To follow up on Alan’s previous Social Security post:  one thing that jumped out at me from the New York Times Magazinearticle on Social Security is how much our view of the long-term financial health of the program is dependent on shaky assumptions about future demographic and economic trends: immigration rates, wage increases, and the like.

Chief among the uncertainties is how long future seniors will live—which, of course, determines how long Social Security payments will continue after they retire. And, obviously, nobody can predict how future medical advances and social conditions will affect lifespans, especially towards the end of life.

Take, for example, Washington state. As of 2002, a Washington woman who survived to age 65 can expect to live to 85; men, to just over 82. And as the graph below shows, lifespan at age 65 has increased for both sexes over the last two decades, but the pace of increase has been twice as fast for men as for women.

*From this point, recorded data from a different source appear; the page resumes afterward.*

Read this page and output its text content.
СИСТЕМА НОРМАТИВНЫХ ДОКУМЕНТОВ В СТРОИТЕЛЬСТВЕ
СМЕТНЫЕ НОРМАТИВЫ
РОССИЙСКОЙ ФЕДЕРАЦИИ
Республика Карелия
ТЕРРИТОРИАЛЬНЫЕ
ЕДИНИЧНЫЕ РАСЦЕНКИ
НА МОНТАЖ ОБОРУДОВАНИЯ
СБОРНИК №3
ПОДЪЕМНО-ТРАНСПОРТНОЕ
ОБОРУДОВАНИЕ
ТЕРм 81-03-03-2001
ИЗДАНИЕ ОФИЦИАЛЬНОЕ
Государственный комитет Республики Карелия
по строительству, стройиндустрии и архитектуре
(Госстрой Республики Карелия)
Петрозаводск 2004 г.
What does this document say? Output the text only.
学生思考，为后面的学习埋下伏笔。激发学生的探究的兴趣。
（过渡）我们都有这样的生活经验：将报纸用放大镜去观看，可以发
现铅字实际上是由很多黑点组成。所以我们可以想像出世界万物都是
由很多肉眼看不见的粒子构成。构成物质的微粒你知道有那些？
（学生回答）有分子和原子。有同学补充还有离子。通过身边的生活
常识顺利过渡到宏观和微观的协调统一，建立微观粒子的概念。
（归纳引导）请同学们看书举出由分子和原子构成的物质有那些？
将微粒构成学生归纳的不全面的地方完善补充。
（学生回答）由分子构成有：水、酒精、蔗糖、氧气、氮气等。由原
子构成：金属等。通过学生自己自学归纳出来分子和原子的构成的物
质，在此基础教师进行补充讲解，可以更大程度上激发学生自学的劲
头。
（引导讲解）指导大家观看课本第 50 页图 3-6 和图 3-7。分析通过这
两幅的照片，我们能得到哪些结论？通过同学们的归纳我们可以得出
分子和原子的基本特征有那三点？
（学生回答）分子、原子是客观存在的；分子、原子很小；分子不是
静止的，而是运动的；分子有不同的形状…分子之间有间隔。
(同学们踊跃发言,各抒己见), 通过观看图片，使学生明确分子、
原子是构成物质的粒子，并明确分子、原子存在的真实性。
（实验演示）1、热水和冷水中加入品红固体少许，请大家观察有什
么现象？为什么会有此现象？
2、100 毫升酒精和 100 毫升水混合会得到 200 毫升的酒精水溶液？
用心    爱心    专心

Now, with lifespans, as with stocks, past performance is no guarantee of future results. A simple exercise demonstrates the point: if you simply extend the above trendlines to 2050 (about the time that the Social Security trust fund may run dry, under some assumptions), men who survive to age 65 will outlive women. That simply seems implausible, since it’s essentially unheard of today. Which makes it a pretty sure bet that past performance won’t continue indefinitely—either men’s gains will slacken, or women’s gains will accelerate (as they have in Japan).

What this all means is that the demographers and actuaries whose job it is to peer into the future are forced, more or less, to guess, not just about life expectancy but about a host of other trends. The guesses may be well-informed, but they’re still just guesses. But even tiny gaps between the guess and reality can add up to a big difference over time—big enough, for example, to be able to claim that a reasonably solvent program is actually on the verge of bankruptcy.